I'm glad today's patriots in uniform are being treated with a little more respect.

-Gerry


----------



## surfin2 (Oct 24, 2009)

Thanks, Very nice.


----------



## DLCW (Feb 18, 2011)

We just have to look at the leader and spokesperson for the wackos during and after Vietnam -

*COMMI-FONDA - a.k.a. JANE FONDA*

She is still a traitor and should have been tried as a traitor for aiding and abetting the enemy.

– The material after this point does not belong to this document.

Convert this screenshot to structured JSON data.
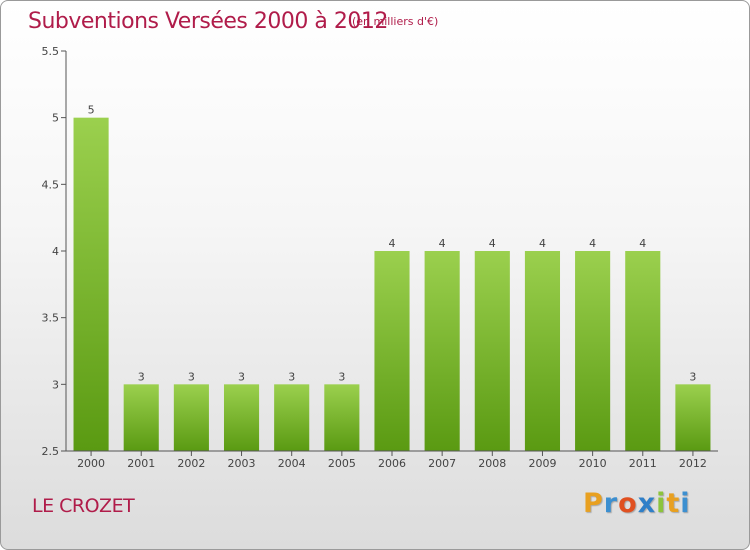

The way America treated Vietnam Vets was and still is a real embarrassment. I joined the service less then 1 year after Vietnam and was treated badly as well. In San Diego there were signs that said dogs, soldiers and sailors stay off the grass. Absolutely pathetic behavior by people.


----------



## JoeLyddon (Apr 22, 2007)

*I AGREE…

Just because she is some kind of actress, is no fricken excuse why she shouldn't be treated like any other traitor!*


----------



## derosa (Aug 21, 2010)

Look on the bright side, most people now realize the issue is the politicians that send them into harms way and not the soldiers themselves. My brother in law recently watched people cheering on a retired soldier who had just punched out someone who was verbally abusing a returning soldier in the airport. Nobody was supporting the antagonist and no one else believed that the returning soldier deserved to be treated that way. Times have changed and people's understanding has grown so that hopefully no one else will receive the treatment you guys received on your return.


----------



## JoeLyddon (Apr 22, 2007)

That's good to hear!


----------



## REK (Aug 30, 2009)

Nice Joe, lets pray they all come home alive and whole.


----------